UNITED NATIONS -- A day of poking around produces the quiet but satisfying discovery that ''the United Nations'' is, if not making progress in ending the Iran-Iraq war, then putting the effort to good Soviet-American use.

I say ''the United Nations'' because although its working chamber -- the Security Council -- has no formal existence and mandate outside the will of its members, there nonetheless is an unmistakable chemical entity that consists of those members, the secretariat and the atmosphere that emanates from the always-stunning glass tower and from the enduring sensible part of the United Nations idea.

By the latter I mean not that countries will bring their sovereign national interests to heel for the sake of an abstract idea of international amity but simply that they will see if those interests can be fairly served by using the forums and ways of the world body.

Ronald Reagan and Mikhail Gorbachev have not abandoned skirmishing for political and strategic advantage in the Gulf, but the deeper current is their quest for the benefits of working together.

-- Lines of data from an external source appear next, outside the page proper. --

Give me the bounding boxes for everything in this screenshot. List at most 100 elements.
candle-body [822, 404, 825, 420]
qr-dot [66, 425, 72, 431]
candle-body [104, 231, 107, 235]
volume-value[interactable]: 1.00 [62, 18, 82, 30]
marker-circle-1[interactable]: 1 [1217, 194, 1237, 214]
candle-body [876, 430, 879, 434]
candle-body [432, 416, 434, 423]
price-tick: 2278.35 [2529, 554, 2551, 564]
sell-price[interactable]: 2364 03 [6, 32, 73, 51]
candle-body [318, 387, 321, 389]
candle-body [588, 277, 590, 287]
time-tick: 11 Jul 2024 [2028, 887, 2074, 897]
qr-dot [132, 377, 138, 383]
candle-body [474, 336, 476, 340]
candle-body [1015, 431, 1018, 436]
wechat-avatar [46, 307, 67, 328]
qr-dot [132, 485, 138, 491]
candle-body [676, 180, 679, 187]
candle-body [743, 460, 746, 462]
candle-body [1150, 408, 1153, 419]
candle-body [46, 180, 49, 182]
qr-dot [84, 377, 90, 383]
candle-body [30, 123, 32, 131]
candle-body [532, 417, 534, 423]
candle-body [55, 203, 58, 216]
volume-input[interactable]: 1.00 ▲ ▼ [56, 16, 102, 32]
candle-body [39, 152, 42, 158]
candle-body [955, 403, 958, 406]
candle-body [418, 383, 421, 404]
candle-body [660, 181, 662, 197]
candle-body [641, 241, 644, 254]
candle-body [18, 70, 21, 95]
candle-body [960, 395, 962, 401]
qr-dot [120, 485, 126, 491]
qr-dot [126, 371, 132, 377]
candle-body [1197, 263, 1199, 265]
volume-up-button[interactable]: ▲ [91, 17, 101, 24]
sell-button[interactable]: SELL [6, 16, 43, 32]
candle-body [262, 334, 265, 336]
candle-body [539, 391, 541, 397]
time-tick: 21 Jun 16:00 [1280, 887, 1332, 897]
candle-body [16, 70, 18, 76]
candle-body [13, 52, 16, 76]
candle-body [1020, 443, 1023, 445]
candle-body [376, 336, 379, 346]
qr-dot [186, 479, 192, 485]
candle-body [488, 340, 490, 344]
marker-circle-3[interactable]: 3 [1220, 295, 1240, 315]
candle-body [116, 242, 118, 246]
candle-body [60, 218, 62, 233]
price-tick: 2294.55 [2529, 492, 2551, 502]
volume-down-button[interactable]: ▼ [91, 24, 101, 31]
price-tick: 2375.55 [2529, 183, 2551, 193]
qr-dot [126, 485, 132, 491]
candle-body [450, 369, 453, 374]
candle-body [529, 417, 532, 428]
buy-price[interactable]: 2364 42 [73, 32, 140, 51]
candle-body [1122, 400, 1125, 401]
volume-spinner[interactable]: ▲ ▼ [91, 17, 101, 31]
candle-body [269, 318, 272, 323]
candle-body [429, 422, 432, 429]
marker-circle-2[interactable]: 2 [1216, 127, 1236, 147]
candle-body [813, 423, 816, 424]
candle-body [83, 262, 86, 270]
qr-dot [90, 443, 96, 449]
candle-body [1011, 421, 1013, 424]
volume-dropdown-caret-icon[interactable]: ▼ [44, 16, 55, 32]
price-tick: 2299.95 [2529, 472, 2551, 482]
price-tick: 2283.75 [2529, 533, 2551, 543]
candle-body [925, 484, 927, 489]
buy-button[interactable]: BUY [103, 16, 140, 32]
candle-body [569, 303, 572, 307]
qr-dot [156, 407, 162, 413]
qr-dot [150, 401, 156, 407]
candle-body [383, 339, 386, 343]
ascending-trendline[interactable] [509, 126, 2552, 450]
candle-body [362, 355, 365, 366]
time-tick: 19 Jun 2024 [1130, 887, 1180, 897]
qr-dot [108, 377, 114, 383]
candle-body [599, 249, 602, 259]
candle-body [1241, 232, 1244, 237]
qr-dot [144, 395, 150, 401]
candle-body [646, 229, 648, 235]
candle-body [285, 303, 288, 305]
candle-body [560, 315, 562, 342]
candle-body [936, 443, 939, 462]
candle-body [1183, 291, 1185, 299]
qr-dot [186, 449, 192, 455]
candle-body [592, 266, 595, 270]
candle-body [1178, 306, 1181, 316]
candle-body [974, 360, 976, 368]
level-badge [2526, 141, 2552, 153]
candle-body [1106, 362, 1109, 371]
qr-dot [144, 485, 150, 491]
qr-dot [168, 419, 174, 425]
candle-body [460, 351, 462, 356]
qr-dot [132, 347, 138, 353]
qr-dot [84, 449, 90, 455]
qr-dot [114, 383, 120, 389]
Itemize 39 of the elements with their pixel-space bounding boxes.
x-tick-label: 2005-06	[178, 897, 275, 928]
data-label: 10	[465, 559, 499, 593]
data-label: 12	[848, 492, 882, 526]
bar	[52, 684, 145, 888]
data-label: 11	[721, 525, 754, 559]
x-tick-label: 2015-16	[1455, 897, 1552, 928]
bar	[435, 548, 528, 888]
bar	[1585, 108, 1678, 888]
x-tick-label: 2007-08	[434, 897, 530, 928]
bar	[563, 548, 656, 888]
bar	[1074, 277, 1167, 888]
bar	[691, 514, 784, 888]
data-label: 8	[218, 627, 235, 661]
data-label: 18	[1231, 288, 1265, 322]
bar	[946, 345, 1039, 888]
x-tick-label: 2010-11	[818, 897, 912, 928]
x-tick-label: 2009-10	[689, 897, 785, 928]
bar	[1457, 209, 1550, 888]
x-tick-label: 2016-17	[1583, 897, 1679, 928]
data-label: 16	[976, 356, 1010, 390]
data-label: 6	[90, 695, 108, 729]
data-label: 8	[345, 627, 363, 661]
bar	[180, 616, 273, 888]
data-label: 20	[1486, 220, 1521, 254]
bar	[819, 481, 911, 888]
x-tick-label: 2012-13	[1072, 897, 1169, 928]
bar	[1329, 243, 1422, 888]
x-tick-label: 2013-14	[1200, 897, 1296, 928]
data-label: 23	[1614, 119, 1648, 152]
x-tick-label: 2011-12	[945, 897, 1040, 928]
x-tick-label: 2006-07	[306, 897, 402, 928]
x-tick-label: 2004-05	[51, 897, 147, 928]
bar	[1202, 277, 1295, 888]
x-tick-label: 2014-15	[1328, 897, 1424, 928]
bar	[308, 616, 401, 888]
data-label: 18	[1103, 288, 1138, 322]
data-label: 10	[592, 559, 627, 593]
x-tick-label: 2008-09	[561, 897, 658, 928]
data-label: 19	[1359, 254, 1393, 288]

Reagan in effect is trading in the old Western monopoly in the Gulf -- a position that was slipping badly anyway -- for a joint reach for regional stability. Gorbachev is accepting the uses of American power (he doesn't ask for the withdrawal of the U.S. Navy until there's a cease-fire) in order to head off the specter of a victorious rampant Islamic Iran.

In the code of the Soviet foreign minister: ''it is extremely important to preserve unity in the Security Council.'' Why so? To make sure that Iran and Iraq, especially Iran, accept the council's July 20 resolution calling for a cease-fire and settlement. The one-country-one-vote General Assembly is anarchy. But the U.N. Charter endows the select council -- and especially its five veto-wielding permanent members -- with extensive powers, and it is these that the Russians now seek to apply.

The United States agrees. Our man, Gen. Vernon Walters, is trying to pin the Kremlin down to an arms embargo against Iran if Iran continues to dance around the July 20 resolution. To keep the Soviets in harness, he agreed to risk letting a vote on an embargo slip for a few days. They wanted to give the secretary general time for a bit more diplomatic exploring.

We should see soon whether it was worth the wait. Meanwhile, evidence of Soviet-American cooperation accumulates. Secretary General Javier Perez de Cuellar had discovered that where Iraq wanted the July 20 resolution put into effect sequentially (a cease-fire is the first item, a commission to inquire into the origin of the war is the sixth), Iran wanted to make an undeclared cease-fire and the commission's establishment simultaneous first steps. Last Friday he went back to the council and asked for further instructions. The council told him to nail down a formal cease-fire.

The two powers are looking hard at that commission. The original idea was to satisfy Iran's bitter and justified complaint that, as Iran's president told the General Assembly, when Iraq invaded in 1980 the council ''did neither mention any aggression or occupation nor make a request for returning to international borders but, astonishingly enough, called on both parties not to resort to force any further.''

The Americans and, one can infer, the Soviets see the difficulties of setting up an inquiry from which Iran and Iraq demand diametrically opposed results. But at a minimum the exercise would allow Iran the political and psychological satisfactions of airing a profoundly felt grievance. That Iran sees identification of the aggressor as a quick, first political task and determination of the consequences as a second, slower judicial process may indicate its priorities.

All this does not mean it is now a sure thing that Iran will accept the council's diplomatic demands or buckle under to a later arms embargo. The prudent expectation is that Iran will twist and maneuver and fight on through at least one more big fall ground offensive.

It does mean that Moscow has been ready to work publicly with Washington, to forgo a gaping opportunity for scoring points with Iran and to prevent Iran from playing the two great powers off against each other. Reagan has done his part. The United Nations is stage and producer of this rare experiment in regional cooperation, whose implications extend beyond whatever immediate results it may bring in the Gulf.